To this day, the sense of rebellion in the Fringe community has never wavered. Even when it’s been with itself. As mentioned, the Oxbridge universities had established themselves and their sketch revues as a Fringe staple which, for some, was a few steps away from its working-class origins.
That all changed when the ‘alternative comedy’ movement reached Edinburgh in the eighties. Generation-defining comics such as Alexei Sayle kicked down the door and brought a whole new flavour and attitude in his wake. Admittedly, the alleged incidents of alternative comics shouting abuse during a Cambridge Footlights performance may have been a little extreme, but it was clear that the festival’s defiant spirit was still there.
When the rates for hiring Fringe venues became untenable for many artists, multiple factions of artists (again) took matters into their own hands and formed various ‘Free Festivals’.
Even today, the Fringe and its artists battle on in a long-term clash with landlords and the city council. For the longest time now, the accessibility of the festival for artists has been somewhat hindered by accommodation costs increasing every year. Whilst there did initially appear to be a concrete solution introduced by the council – an license to enforce more responsible short-term stay rates – I’ve been informed by an agency that I otherwise regularly use that their landlords have converted to long-term letting, with the terms of this new short-term license not being worth their investment.
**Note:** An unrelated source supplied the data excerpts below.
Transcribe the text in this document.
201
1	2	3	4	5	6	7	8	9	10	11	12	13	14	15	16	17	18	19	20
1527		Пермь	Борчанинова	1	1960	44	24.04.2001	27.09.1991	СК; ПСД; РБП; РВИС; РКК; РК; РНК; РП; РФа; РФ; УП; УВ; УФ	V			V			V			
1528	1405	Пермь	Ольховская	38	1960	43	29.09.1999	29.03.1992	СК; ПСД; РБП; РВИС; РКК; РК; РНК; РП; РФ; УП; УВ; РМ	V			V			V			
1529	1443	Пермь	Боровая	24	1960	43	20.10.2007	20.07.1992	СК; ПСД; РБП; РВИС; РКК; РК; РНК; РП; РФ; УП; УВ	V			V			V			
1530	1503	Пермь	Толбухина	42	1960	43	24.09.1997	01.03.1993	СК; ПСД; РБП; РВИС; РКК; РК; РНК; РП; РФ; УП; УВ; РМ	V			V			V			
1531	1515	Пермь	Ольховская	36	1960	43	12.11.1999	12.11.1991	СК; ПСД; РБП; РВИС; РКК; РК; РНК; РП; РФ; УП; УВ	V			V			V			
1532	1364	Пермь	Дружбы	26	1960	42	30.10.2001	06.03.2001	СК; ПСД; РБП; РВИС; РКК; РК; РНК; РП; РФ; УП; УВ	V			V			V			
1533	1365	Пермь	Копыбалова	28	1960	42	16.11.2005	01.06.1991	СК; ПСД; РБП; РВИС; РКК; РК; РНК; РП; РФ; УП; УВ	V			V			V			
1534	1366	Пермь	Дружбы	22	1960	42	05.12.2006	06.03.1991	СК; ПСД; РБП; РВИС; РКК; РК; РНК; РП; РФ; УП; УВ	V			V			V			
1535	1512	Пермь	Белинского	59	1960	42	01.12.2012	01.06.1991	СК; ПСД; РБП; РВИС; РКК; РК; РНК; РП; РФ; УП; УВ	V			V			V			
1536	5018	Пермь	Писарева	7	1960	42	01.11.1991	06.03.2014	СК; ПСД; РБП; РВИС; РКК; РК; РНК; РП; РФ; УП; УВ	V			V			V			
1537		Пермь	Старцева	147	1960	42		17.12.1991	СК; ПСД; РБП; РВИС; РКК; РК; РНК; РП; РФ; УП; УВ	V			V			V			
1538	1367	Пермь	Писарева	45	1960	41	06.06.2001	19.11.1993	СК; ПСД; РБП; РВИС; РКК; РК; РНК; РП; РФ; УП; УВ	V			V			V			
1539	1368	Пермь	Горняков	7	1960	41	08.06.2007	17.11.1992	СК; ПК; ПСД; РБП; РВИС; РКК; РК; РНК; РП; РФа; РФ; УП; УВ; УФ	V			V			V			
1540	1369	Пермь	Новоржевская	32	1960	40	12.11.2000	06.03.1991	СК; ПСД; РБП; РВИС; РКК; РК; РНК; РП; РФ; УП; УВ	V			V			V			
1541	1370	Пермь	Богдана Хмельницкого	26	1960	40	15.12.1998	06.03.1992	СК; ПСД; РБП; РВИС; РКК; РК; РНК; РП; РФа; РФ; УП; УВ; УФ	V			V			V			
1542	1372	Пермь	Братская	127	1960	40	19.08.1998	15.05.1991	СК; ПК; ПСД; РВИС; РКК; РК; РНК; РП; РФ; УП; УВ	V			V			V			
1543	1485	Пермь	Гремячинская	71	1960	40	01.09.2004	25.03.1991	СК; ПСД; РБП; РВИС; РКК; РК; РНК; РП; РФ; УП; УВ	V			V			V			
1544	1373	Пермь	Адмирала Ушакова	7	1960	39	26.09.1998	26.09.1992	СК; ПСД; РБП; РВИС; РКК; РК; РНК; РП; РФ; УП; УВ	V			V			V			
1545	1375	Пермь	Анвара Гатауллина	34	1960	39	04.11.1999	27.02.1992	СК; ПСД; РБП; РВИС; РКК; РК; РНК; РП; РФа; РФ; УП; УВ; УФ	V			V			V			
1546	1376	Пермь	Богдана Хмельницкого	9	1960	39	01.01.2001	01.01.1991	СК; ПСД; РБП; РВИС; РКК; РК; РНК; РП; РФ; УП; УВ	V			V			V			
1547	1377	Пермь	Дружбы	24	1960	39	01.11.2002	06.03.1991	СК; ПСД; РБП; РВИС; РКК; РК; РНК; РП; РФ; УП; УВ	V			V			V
Whilst there definitely needs to be a resolution to this, this has not deterred performers from the festival. Whether staying further out-of-town like us or even commuting in from Glasgow, the fire is yet to be extinguished and the independent artists will still descend on Edinburgh this summer.
Since 1947, when that first show debuted uninvited, artists from around the world have come to Edinburgh as a haven to get their work out there on their own terms. That is the legacy you will be joining.